Comparison of the correctly classified (true positive - TP) and not correct classified (false positive - FP) reads of the simulated metagenome between the classifiers, metaBEETL, CARMA3, MEGAN and Genometa.
| Taxonomic Level | metaBEETL | CARMA3 | MEGAN | Genometa | ||||
|---|---|---|---|---|---|---|---|---|
| TP | FP | TP | FP | TP | FP | TP | FP | |
| Superkingdom | 129,290 | 0 | 161,162 | 153 | 178,712 | 5 | 118,340 | 0 |
| Phylum | 129,280 | 10 | 158,904 | 395 | 176,604 | 31 | 113,138 | 5,202 |
| Class | 129,279 | 11 | 157,545 | 395 | 175,718 | 42 | 113,138 | 5,202 |
| Order | 129,279 | 11 | 155,625 | 220 | 174,737 | 47 | 113,138 | 5,202 |
| Family | 129,278 | 11 | 151,684 | 363 | 171,227 | 103 | 113,125 | 5,208 |
| Genus | 129,262 | 28 | 132,251 | 513 | 151,292 | 649 | 109,884 | 8,435 |
| Species | 129,242 | 48 | 51,920 | 232 | 110,728 | 1,196 | 109,444 | 8,896 |
Comparison of the simulated taxonomic profile of an artificial metagenome and the predicted profiles from metaBEETL, CARMA3, MEGAN and Genometa.

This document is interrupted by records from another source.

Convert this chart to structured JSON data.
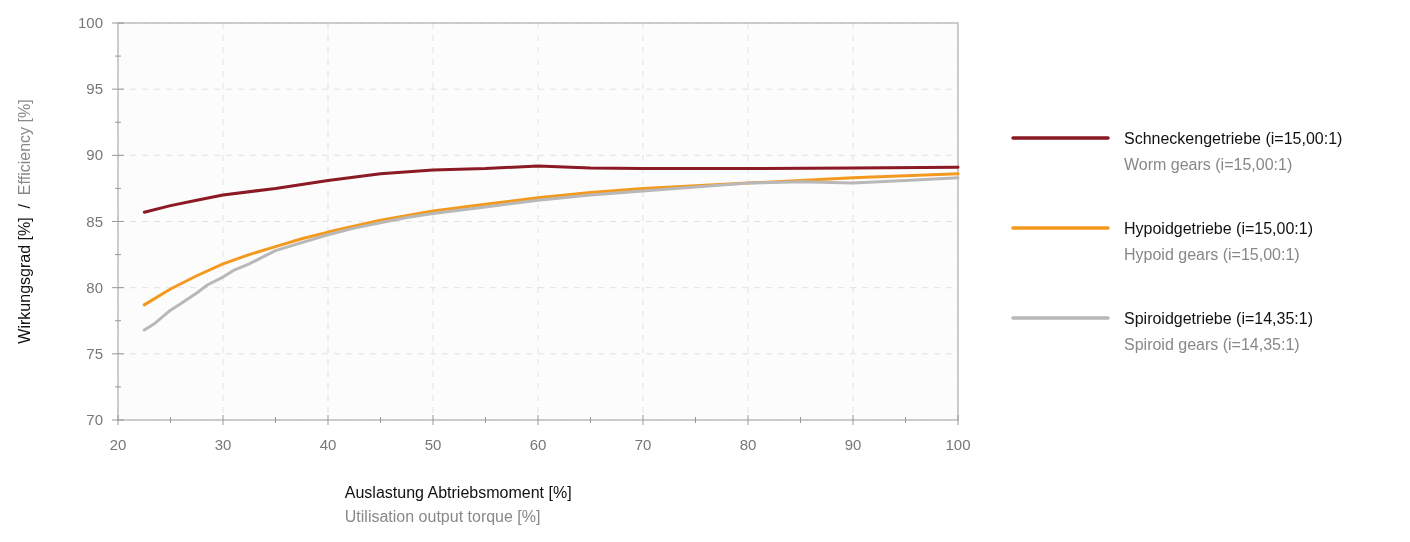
{
  "chart_data": {
    "type": "line",
    "xlabel": "Auslastung Abtriebsmoment [%]\nUtilisation output torque [%]",
    "ylabel": "Wirkungsgrad [%]  /  Efficiency [%]",
    "xlim": [
      20,
      100
    ],
    "xticks": [
      20,
      {
        "value": 25,
        "label": null
      },
      30,
      {
        "value": 35,
        "label": null
      },
      40,
      {
        "value": 45,
        "label": null
      },
      50,
      {
        "value": 55,
        "label": null
      },
      60,
      {
        "value": 65,
        "label": null
      },
      70,
      {
        "value": 75,
        "label": null
      },
      80,
      {
        "value": 85,
        "label": null
      },
      90,
      {
        "value": 95,
        "label": null
      },
      100
    ],
    "ylim": [
      70,
      100
    ],
    "yticks": [
      70,
      {
        "value": 72.5,
        "label": null
      },
      75,
      {
        "value": 77.5,
        "label": null
      },
      80,
      {
        "value": 82.5,
        "label": null
      },
      85,
      {
        "value": 87.5,
        "label": null
      },
      90,
      {
        "value": 92.5,
        "label": null
      },
      95,
      {
        "value": 97.5,
        "label": null
      },
      100
    ],
    "grid": true,
    "legend": "right",
    "line_style": "solid",
    "series": [
      {
        "name": "Schneckengetriebe (i=15,00:1)\nWorm gears (i=15,00:1)",
        "color": "#8b1a24",
        "x": [
          22.5,
          25,
          27.5,
          30,
          35,
          40,
          45,
          50,
          55,
          60,
          65,
          70,
          80,
          90,
          100
        ],
        "values": [
          85.7,
          86.2,
          86.6,
          87.0,
          87.5,
          88.1,
          88.6,
          88.9,
          89.0,
          89.2,
          89.05,
          89.0,
          89.0,
          89.05,
          89.1
        ]
      },
      {
        "name": "Hypoidgetriebe (i=15,00:1)\nHypoid gears (i=15,00:1)",
        "color": "#f39a1e",
        "x": [
          22.5,
          25,
          27.5,
          30,
          32.5,
          35,
          37.5,
          40,
          45,
          50,
          55,
          60,
          65,
          70,
          80,
          90,
          100
        ],
        "values": [
          78.7,
          79.9,
          80.9,
          81.8,
          82.5,
          83.1,
          83.7,
          84.2,
          85.1,
          85.8,
          86.3,
          86.8,
          87.2,
          87.5,
          87.9,
          88.3,
          88.6
        ]
      },
      {
        "name": "Spiroidgetriebe (i=14,35:1)\nSpiroid gears (i=14,35:1)",
        "color": "#b8b8b8",
        "x": [
          22.5,
          23.5,
          25,
          26,
          27.5,
          28.5,
          30,
          31,
          32.5,
          34,
          35,
          37.5,
          40,
          42.5,
          45,
          47.5,
          50,
          55,
          60,
          65,
          70,
          75,
          80,
          85,
          90,
          95,
          100
        ],
        "values": [
          76.8,
          77.3,
          78.3,
          78.8,
          79.6,
          80.2,
          80.8,
          81.3,
          81.8,
          82.4,
          82.8,
          83.4,
          84.0,
          84.5,
          84.9,
          85.3,
          85.6,
          86.1,
          86.6,
          87.0,
          87.3,
          87.6,
          87.9,
          88.0,
          87.9,
          88.1,
          88.3
        ]
      }
    ]
  }
}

| Taxonomic Level | metaBEETL | CARMA3 | MEGAN | Genometa |
|---|---|---|---|---|
| Superkingdom | 1 | 1 | 1 | - |
| Phylum | 7.47 | 22.44 | 22.89 | - |
| Class | 7.48 | 25.70 | 23.84 | - |
| Order | 9.45 | 24.26 | 24.23 | - |
| Family | 9.39 | 22.15 | 19.60 | - |
| Genus | 10.85 | 26.22 | 21.56 | 38.82 |
| Species | 10.59 | 19.02 | 22.44 | 38.16 |
We compared profiles using the Euclidean distance to the simulated profile. Results from Genometa were only available at level genus and species.
Figure 1Species-level classification computed by metaBEETL for sample SRS013948 from the Human Microbiome Project.